= Isotopy of loops =

In the mathematical field of abstract algebra, isotopy is an equivalence relation used to classify the algebraic notion of loop.

Isotopy for loops and quasigroups was introduced by Albert (1943), based on his slightly earlier definition of isotopy for algebras, which was in turn inspired by work of Steenrod.

== Isotopy of quasigroups ==

Each quasigroup is isotopic to a loop.

Let $(Q,\cdot)$ and $(P,\circ)$ be quasigroups. A quasigroup homotopy from Q to P is a triple (α, β, γ) of maps from Q to P such that
$\alpha(x)\circ\beta(y) = \gamma(x\cdot y)\,$
for all x, y in Q. A quasigroup homomorphism is just a homotopy for which the three maps are equal.

An isotopy is a homotopy for which each of the three maps (α, β, γ) is a bijection. Two quasigroups are isotopic if there is an isotopy between them. In terms of Latin squares, an isotopy (α, β, γ) is given by a permutation of rows α, a permutation of columns β, and a permutation on the underlying element set γ.

An autotopy is an isotopy from a quasigroup $(Q,\cdot)$ to itself. The set of all autotopies of a quasigroup form a group with the automorphism group as a subgroup.

A principal isotopy is an isotopy for which γ is the identity map on Q. In this case the underlying sets of the quasigroups must be the same but the multiplications may differ.

== Isotopy of loops ==

Let $(L,\cdot)$ and $(K,\circ)$ be loops and let $(\alpha,\beta,\gamma):L \to K$ be an isotopy. Then it is the product of the principal isotopy $(\alpha_0,\beta_0,id)$ from $(L,\cdot)$ and $(L,*)$ and the isomorphism $\gamma$ between $(L,*)$ and $(K,\circ)$. Indeed, put $\alpha_0=\gamma^{-1} \alpha$, $\beta_0=\gamma^{-1} \beta$ and define the operation $*$ by $x*y=\alpha^{-1}\gamma(x)\cdot \beta^{-1}\gamma(y)$.

Let $(L,\cdot)$ and $(L,\circ)$ be loops and let e be the neutral element of $(L,\cdot)$. Let $(\alpha,\beta,id)$ a principal isotopy from $(L,\cdot)$ to $(L,\circ)$. Then $\alpha=R_b^{-1}$ and $\beta=L_a^{-1}$ where $a=\alpha(e)$ and $b=\beta(e)$.

A loop L is a G-loop if it is isomorphic to all its loop isotopes.

== Pseudo-automorphisms of loops ==

Let L be a loop and c an element of L. A bijection α of L is called a right pseudo-automorphism of L with companion element c if for all x, y the identity
$\alpha(xy)c=\alpha(x)(\alpha(y)c)$
holds. One defines left pseudo-automorphisms analogously.
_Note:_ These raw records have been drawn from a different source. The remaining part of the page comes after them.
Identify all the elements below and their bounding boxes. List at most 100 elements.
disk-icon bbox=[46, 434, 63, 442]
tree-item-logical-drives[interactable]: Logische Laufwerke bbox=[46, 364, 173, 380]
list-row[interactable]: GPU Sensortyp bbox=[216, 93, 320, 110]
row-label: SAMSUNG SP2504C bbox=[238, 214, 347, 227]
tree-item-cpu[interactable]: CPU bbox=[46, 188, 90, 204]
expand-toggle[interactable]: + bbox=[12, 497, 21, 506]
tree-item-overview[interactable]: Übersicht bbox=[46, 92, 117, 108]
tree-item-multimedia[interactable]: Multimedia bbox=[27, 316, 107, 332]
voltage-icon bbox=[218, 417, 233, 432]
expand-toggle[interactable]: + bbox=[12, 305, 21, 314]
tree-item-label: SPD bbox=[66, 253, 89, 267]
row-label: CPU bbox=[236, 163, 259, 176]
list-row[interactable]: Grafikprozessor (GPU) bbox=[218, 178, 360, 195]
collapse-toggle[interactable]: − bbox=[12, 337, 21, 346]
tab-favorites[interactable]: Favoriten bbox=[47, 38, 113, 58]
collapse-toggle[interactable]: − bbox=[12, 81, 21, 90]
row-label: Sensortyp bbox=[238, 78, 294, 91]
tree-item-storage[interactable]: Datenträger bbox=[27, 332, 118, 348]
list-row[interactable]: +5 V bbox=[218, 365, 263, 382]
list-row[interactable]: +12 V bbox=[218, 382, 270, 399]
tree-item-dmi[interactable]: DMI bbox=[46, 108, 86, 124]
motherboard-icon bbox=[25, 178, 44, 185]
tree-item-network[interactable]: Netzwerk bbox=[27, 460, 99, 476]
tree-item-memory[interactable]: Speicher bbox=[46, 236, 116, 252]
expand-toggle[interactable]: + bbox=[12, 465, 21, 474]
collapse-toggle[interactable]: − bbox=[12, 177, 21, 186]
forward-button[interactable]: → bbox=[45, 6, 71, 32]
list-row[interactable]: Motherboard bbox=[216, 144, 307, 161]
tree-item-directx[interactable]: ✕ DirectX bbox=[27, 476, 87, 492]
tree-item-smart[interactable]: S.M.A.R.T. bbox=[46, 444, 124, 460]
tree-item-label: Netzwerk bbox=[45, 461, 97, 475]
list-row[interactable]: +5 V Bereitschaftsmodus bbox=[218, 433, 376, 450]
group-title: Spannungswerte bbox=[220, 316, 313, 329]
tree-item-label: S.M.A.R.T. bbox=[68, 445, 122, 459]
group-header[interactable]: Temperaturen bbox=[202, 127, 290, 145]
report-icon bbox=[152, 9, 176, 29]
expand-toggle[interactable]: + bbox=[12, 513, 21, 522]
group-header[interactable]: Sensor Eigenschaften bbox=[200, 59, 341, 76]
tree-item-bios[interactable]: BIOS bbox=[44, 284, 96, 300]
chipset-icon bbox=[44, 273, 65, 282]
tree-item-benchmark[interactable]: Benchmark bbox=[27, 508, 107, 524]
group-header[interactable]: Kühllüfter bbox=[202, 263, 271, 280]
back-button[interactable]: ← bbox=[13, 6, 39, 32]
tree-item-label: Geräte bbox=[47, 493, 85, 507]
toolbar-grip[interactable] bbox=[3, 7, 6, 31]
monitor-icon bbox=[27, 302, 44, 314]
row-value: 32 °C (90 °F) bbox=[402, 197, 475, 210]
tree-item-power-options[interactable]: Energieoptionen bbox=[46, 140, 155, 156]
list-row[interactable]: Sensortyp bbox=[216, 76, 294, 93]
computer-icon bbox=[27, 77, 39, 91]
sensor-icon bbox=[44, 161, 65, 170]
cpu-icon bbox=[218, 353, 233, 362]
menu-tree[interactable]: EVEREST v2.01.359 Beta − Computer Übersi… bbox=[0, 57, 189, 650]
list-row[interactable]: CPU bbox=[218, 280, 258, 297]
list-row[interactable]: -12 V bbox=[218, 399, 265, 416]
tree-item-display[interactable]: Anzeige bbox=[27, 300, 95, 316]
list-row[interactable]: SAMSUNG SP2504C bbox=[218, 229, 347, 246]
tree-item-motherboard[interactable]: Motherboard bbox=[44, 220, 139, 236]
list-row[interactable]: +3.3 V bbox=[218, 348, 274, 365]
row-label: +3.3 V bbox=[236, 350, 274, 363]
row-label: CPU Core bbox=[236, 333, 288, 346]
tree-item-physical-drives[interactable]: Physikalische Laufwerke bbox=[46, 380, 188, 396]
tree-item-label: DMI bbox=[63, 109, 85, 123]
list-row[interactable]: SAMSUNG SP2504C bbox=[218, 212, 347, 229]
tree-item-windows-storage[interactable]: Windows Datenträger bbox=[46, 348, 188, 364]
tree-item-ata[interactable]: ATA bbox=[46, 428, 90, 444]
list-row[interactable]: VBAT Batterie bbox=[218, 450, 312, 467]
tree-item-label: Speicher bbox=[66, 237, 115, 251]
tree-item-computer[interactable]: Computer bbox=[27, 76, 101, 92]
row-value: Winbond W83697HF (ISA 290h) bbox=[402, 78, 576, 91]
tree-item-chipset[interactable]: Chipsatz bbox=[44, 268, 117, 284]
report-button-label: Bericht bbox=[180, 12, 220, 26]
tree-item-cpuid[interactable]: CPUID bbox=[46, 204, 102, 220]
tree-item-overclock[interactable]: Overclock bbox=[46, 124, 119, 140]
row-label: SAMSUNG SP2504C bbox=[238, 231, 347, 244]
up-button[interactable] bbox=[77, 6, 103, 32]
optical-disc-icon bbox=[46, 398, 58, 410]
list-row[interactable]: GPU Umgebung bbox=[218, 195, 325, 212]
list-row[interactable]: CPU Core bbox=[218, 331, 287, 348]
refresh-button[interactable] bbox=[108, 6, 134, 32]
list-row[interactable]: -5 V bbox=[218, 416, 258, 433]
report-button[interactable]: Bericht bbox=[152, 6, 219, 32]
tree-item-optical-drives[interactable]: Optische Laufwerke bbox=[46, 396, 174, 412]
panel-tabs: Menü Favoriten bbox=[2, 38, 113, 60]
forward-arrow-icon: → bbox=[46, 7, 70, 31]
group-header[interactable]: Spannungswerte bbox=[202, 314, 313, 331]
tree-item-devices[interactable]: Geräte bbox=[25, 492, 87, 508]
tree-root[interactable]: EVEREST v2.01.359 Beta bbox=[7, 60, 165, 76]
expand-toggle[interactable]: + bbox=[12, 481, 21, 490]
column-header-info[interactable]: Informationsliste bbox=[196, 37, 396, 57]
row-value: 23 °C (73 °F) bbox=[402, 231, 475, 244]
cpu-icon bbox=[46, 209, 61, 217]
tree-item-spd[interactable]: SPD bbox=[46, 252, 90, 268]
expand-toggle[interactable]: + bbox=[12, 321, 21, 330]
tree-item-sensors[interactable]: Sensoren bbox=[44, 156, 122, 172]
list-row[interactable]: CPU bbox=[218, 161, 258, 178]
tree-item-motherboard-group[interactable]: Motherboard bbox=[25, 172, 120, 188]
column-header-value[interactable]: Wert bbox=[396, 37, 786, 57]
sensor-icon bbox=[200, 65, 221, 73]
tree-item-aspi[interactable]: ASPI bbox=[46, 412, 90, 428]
== Universal properties ==

We say that a loop property P is universal if it is isotopy invariant, that is, P holds for a loop L if and only if P holds for all loop isotopes of L. Clearly, it is enough to check if P holds for all principal isotopes of L.

For example, since the isotopes of a commutative loop need not be commutative, commutativity is not universal. However, associativity and being an abelian group are universal properties. In fact, every group is a G-loop.

== The geometric interpretation of isotopy ==

Given a loop L, one can define an incidence geometric structure called a 3-net. Conversely, after fixing an origin and an order of the line classes, a 3-net gives rise to a loop. Choosing a different origin or exchanging the line classes may result in nonisomorphic coordinate loops. However, the coordinate loops are always isotopic. In other words, two loops are isotopic if and only if they are equivalent from geometric point of view.

The dictionary between algebraic and geometric concepts is as follows

- The group of autotopism of the loop corresponds to the group direction preserving collineations of the 3-net.
- Pseudo-automorphisms correspond to collineations fixing the two axis of the coordinate system.
- The set of companion elements is the orbit of the stabilizer of the axis in the collineation group.
- The loop is G-loop if and only if the collineation group acts transitively on the set of point of the 3-net.
- The property P is universal if and only if it is independent on the choice of the origin.